Project Description

Places that Have No Names

El Paso to Lynchburg by Train

For the Oxford American magazine

DESERT

I took the train out of El Paso on a Saturday afternoon in August. After a long stay in the Guadalupe Mountains of West Texas, I was going home to my Appalachians, the Blue Ridge of Virginia. I could tell you more about that summer—about loneliness, maybe—but this is not a story about that. I could tell you how I spent my days watching storms roll across the high desert in sheets of blue, how the Mexican hats were blooming, exuberant, and the red flowers of the spiny cholla unfolded like roses. And that, though I was lonely, there were the flowers and the storms, and long narrow canyons in which I could lose track of time, and I did not want to leave and go home. I could tell you a lot, but instead I’ll just say that I walked into the cool marble station and checked my bags at the ticket counter. I waited on one of the long wooden benches that was like a pew in an old church, where motes of dust were drifting in shafts of soft light while the Sunset Limited was readied for departure.

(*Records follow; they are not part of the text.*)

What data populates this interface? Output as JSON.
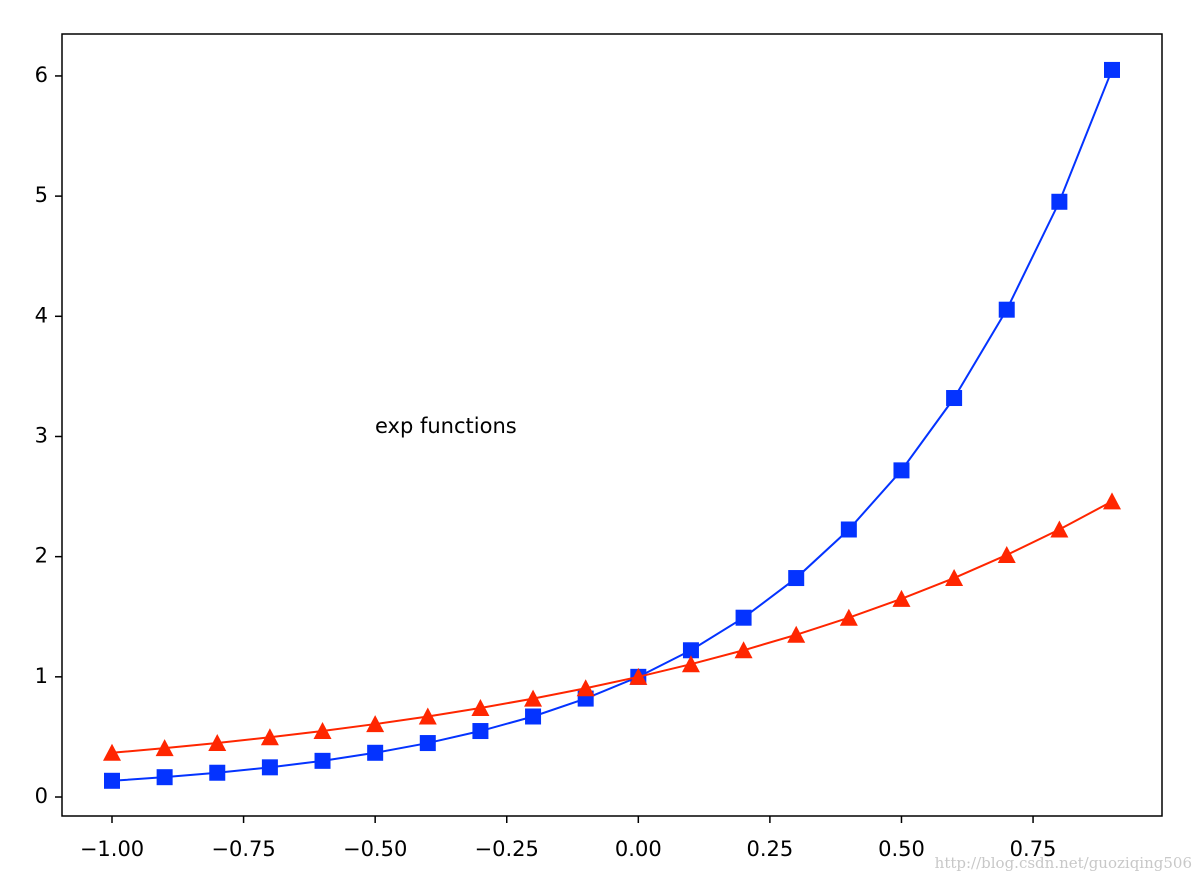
{
  "chart_data": {
    "type": "line",
    "annotation": "exp functions",
    "watermark": "http://blog.csdn.net/guoziqing506",
    "x": [
      -1.0,
      -0.9,
      -0.8,
      -0.7,
      -0.6,
      -0.5,
      -0.4,
      -0.3,
      -0.2,
      -0.1,
      0.0,
      0.1,
      0.2,
      0.3,
      0.4,
      0.5,
      0.6,
      0.7,
      0.8,
      0.9
    ],
    "series": [
      {
        "color": "#0433ff",
        "marker": "square",
        "values": [
          0.135,
          0.165,
          0.202,
          0.247,
          0.301,
          0.368,
          0.449,
          0.549,
          0.67,
          0.819,
          1.0,
          1.221,
          1.492,
          1.822,
          2.226,
          2.718,
          3.32,
          4.055,
          4.953,
          6.05
        ]
      },
      {
        "color": "#ff2600",
        "marker": "triangle",
        "values": [
          0.368,
          0.407,
          0.449,
          0.497,
          0.549,
          0.607,
          0.67,
          0.741,
          0.819,
          0.905,
          1.0,
          1.105,
          1.221,
          1.35,
          1.492,
          1.649,
          1.822,
          2.014,
          2.226,
          2.46
        ]
      }
    ],
    "xlim": [
      -1.095,
      0.995
    ],
    "ylim": [
      -0.158,
      6.349
    ],
    "xticks": [
      {
        "value": -1.0,
        "label": "−1.00"
      },
      {
        "value": -0.75,
        "label": "−0.75"
      },
      {
        "value": -0.5,
        "label": "−0.50"
      },
      {
        "value": -0.25,
        "label": "−0.25"
      },
      {
        "value": 0.0,
        "label": "0.00"
      },
      0.25,
      {
        "value": 0.5,
        "label": "0.50"
      },
      0.75
    ],
    "yticks": [
      0,
      1,
      2,
      3,
      4,
      5,
      6
    ],
    "grid": false
  }
}
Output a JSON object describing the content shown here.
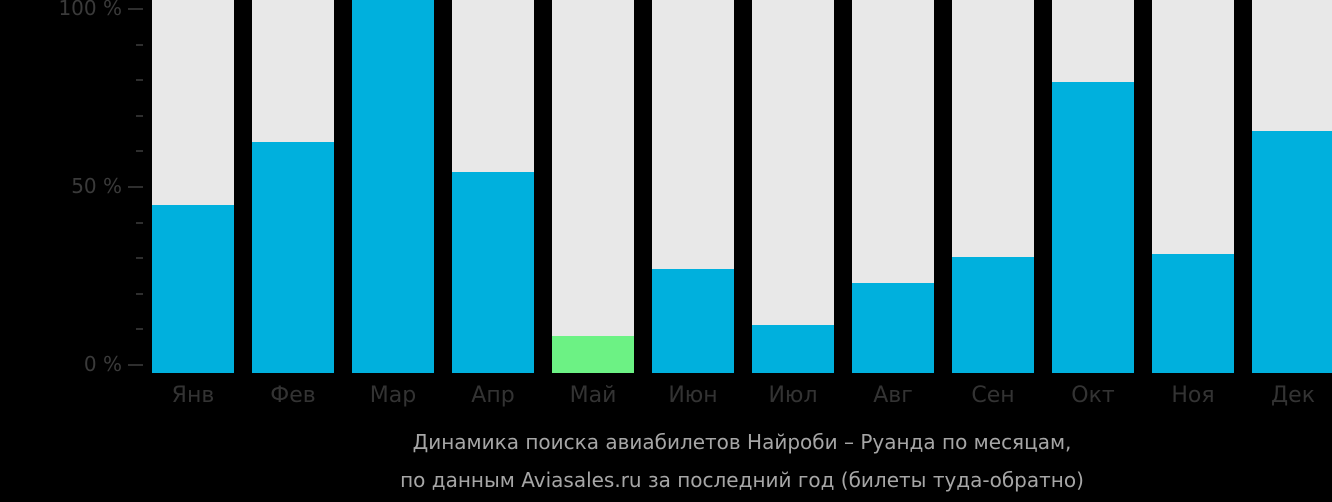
{
  "chart_data": {
    "type": "bar",
    "title": "Динамика поиска авиабилетов Найроби – Руанда по месяцам,",
    "subtitle": "по данным Aviasales.ru за последний год (билеты туда-обратно)",
    "categories": [
      "Янв",
      "Фев",
      "Мар",
      "Апр",
      "Май",
      "Июн",
      "Июл",
      "Авг",
      "Сен",
      "Окт",
      "Ноя",
      "Дек"
    ],
    "values": [
      45,
      62,
      100,
      54,
      10,
      28,
      13,
      24,
      31,
      78,
      32,
      65
    ],
    "xlabel": "",
    "ylabel": "",
    "ylim": [
      0,
      100
    ],
    "yticks": [
      "0 %",
      "50 %",
      "100 %"
    ],
    "grid": false,
    "legend": null,
    "colors": {
      "bar": "#00b0dd",
      "min_bar": "#6cf284",
      "background_bar": "#e8e8e8",
      "page_bg": "#000000"
    },
    "highlight": {
      "min_index": 4
    }
  },
  "yaxis": {
    "labels": [
      "100 %",
      "50 %",
      "0 %"
    ]
  },
  "caption": {
    "line1": "Динамика поиска авиабилетов Найроби – Руанда по месяцам,",
    "line2": "по данным Aviasales.ru за последний год (билеты туда-обратно)"
  }
}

In late afternoon, I boarded. As the train began to roll, I felt the weight of it on the tracks, felt the tracks beneath us. As we pulled away from the station, El Paso from the window was desolate, monochrome desert. Hard brown earth. Red graffiti on silver boxcars glinting in the sharp sun in the rail yard. The train rolled out through El Paso, past the used car and auto-parts lots, handwritten signs in Spanish fastened to chain-link fences. It rolled out past that border city that looks down into Mexico. Rolled out into the desert. Cactus, rock, yucca. The emptiness, the color. I listened to the sound of scraping rails, flinty, like the cleaning of bone. The whine and high whistle as we passed towns and crossings, pulled into stations.